New advances in technology could help solve Lawless case - KFVS12 News & Weather Cape Girardeau, Carbondale, Poplar Bluff

New advances in technology could help solve Lawless case


Could an old fingerprint on a metal surface point to the killer of Mischelle Lawless?  Scott County Sheriff Rick Walter hopes so.

Walter sent a piece of evidence to Dr. John Bond, a scientist from England, about a year ago. He met with Dr. Bond again just last week in the states to discuss the process of analyzing that piece of evidence.

"He was able to lift what looks like a pretty good print," said Sheriff Walter. "We're trying to get a good flat print off of it. Dr. Bond has developed a machine to do that."

It's been almost 20 years since Sheriff Walter, then a part-time deputy discovered the body of Mischelle Lawless in her car near the Benton exit off Interstate 55. It was November of 1992. She'd been shot and beaten.

Josh Kezer was convicted of the crime and spent 16 years in prison before Walter re-opened the case. A judge declared Kezer an innocent man in 2009.  

Sheriff Rick Walter says if they can get a good print, it's possible quickly advancing technology could finally point to the real killer.

"The machine will actually take picture all the way around in a circle if you need it to," said Walter.

Walter would only say the print is on a curved metal surface.

"At first the odds were less than one percent of finding a good print," said Sheriff Walter. "Now we believe technology is progressing much faster."

He says he has to explore every avenue to try and find the killer.

"Somewhere there's still a couple of guys running around out there that got away with murder in this county," said Sheriff Walter. "That's something I can't live with."

Sheriff Walter says he's not sure how long it will take to develop and process a good print.

Meanwhile, Kezer says it's time for the community to rally around Sheriff Walter and bring him the information he needs.
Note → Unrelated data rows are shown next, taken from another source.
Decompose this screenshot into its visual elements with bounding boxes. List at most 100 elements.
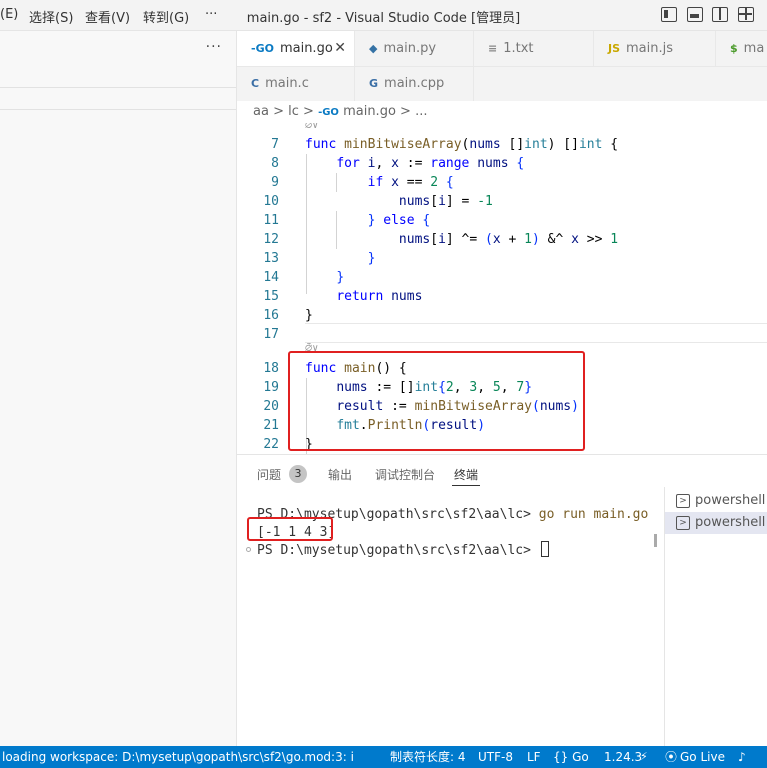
breadcrumb-item[interactable]: ... [415,104,427,119]
line-number: 10 [263,194,279,209]
code-text: result := minBitwiseArray(nums) [336,399,579,414]
sidebar-more-actions[interactable]: ··· [206,39,222,55]
tab-main-cpp[interactable]: Gmain.cpp [355,66,474,101]
code-text: nums := []int{2, 3, 5, 7} [336,380,533,395]
status-language[interactable]: {} Go [553,746,589,768]
tab-label: main.cpp [384,76,445,91]
terminal[interactable]: PS D:\mysetup\gopath\src\sf2\aa\lc> go r… [237,455,664,747]
line-number: 19 [263,380,279,395]
terminal-command: go run main.go [538,507,649,522]
terminal-item-powershell[interactable]: > powershell [665,490,767,512]
editor-tabs: -GO main.go ✕ ◆ main.py ≡ 1.txt JS main.js $… [237,31,767,101]
sidebar-divider [0,109,236,110]
terminal-cursor [540,541,549,557]
line-number: 11 [263,213,279,228]
tab-label: ma [743,41,765,56]
code-text: if x == 2 { [367,175,454,190]
terminal-icon: > [676,516,690,530]
sidebar: ··· [0,31,237,746]
breadcrumb-item[interactable]: lc [288,104,299,119]
status-encoding[interactable]: UTF-8 [478,746,513,768]
line-number: 12 [263,232,279,247]
codelens-icon[interactable]: ⦳∨ [305,123,318,131]
breadcrumb-separator: > [273,104,284,119]
golive-icon: ⦿ [665,750,678,764]
toggle-primary-sidebar-icon[interactable] [661,7,677,22]
line-number: 7 [271,137,279,152]
status-loading-workspace[interactable]: loading workspace: D:\mysetup\gopath\src… [2,746,354,768]
code-text: for i, x := range nums { [336,156,525,171]
terminal-line: PS D:\mysetup\gopath\src\sf2\aa\lc> go r… [257,507,649,522]
code-text: nums[i] = -1 [398,194,493,209]
code-text: } else { [367,213,431,228]
status-go-live[interactable]: Go Live [680,746,725,768]
code-text: } [367,251,376,266]
toggle-secondary-sidebar-icon[interactable] [712,7,728,22]
tab-main-py[interactable]: ◆ main.py [355,31,474,66]
line-number: 13 [263,251,279,266]
code-text: func main() { [305,361,407,376]
breadcrumb-item[interactable]: aa [253,104,269,119]
line-number: 8 [271,156,279,171]
code-editor[interactable]: ⦳∨ ⦳∨ 7 func minBitwiseArray(nums []int) … [237,123,767,454]
breadcrumb-separator: > [400,104,411,119]
tab-main-go[interactable]: -GO main.go ✕ [237,31,355,66]
status-eol[interactable]: LF [527,746,541,768]
notifications-icon[interactable]: ♪ [738,746,746,768]
command-decoration-icon[interactable] [246,547,251,552]
close-icon[interactable]: ✕ [334,31,346,66]
line-number: 15 [263,289,279,304]
menu-goto[interactable]: 转到(G) [143,7,189,26]
line-number: 17 [263,327,279,342]
text-file-icon: ≡ [488,42,498,55]
breadcrumb-item[interactable]: main.go [343,104,396,119]
tab-main-c[interactable]: Cmain.c [237,66,355,101]
code-text: return nums [336,289,423,304]
go-version-icon: ⚡ [640,750,648,763]
terminal-scrollbar[interactable] [654,534,657,547]
status-tab-size[interactable]: 制表符长度: 4 [390,746,466,768]
tab-label: main.py [383,41,437,56]
line-number: 20 [263,399,279,414]
code-text: } [336,270,345,285]
customize-layout-icon[interactable] [738,7,754,22]
breadcrumb-separator: > [303,104,314,119]
code-text: fmt.Println(result) [336,418,486,433]
dollar-icon: $ [730,42,738,55]
sidebar-divider [0,87,236,88]
code-text: func minBitwiseArray(nums []int) []int { [305,137,619,152]
menu-more[interactable]: ··· [205,7,217,22]
line-number: 18 [263,361,279,376]
tab-label: 1.txt [503,41,534,56]
bottom-panel: 问题 3 输出 调试控制台 终端 PS D:\mysetup\gopath\sr… [237,454,767,747]
terminal-output: [-1 1 4 3] [257,525,336,540]
line-number: 9 [271,175,279,190]
line-number: 22 [263,437,279,452]
code-text: } [305,308,313,323]
code-text: nums[i] ^= (x + 1) &^ x >> 1 [398,232,619,247]
python-icon: ◆ [369,42,378,55]
javascript-icon: JS [608,42,621,55]
c-icon: C [251,77,260,90]
go-icon: -GO [318,107,339,118]
tab-label: main.c [265,76,309,91]
menu-edit[interactable]: (E) [0,7,18,22]
toggle-panel-icon[interactable] [687,7,703,22]
tab-main-other[interactable]: $ ma [716,31,767,66]
tab-1-txt[interactable]: ≡ 1.txt [474,31,594,66]
terminal-icon: > [676,494,690,508]
terminal-item-powershell-lc[interactable]: >powershell lc [665,512,767,534]
menu-view[interactable]: 查看(V) [85,7,130,26]
codelens-icon[interactable]: ⦳∨ [305,343,318,354]
current-line-border [305,323,767,324]
go-icon: -GO [251,42,274,55]
code-text: } [305,437,313,452]
status-bar: loading workspace: D:\mysetup\gopath\src… [0,746,767,768]
status-go-version[interactable]: 1.24.3 [604,746,642,768]
tab-label: main.js [626,41,674,56]
menu-selection[interactable]: 选择(S) [29,7,73,26]
line-number: 21 [263,418,279,433]
terminal-list: >powershell >powershell lc [664,487,767,747]
tab-main-js[interactable]: JS main.js [594,31,716,66]
cpp-icon: G [369,77,379,90]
"The evidence is out there," said Kezer. "But the reality is law enforcement from the past is still trying to hinder justice and have an effect on this investigation. People around the case are still looking for a reason not to believe the evidence."

Sheriff Walter says it is a difficult case.

"Obviously the cover-ups," said Sheriff Walter. "Just call it like it is. You had somebody in prison that didn't need to be there. There are people in this county that don't want this case solved."

Walter says people are afraid because he and others believe the killer or killers are likely local.

"I've had threats myself, but that's part of it," said Sheriff Walter. "For Scott County and for this family we're going to find out who did this."  

Walter is also sending another piece of evidence to Holland where he's had testing done before on other items.

Sheriff Walter says he's requested the help of another agency to help investigate the case.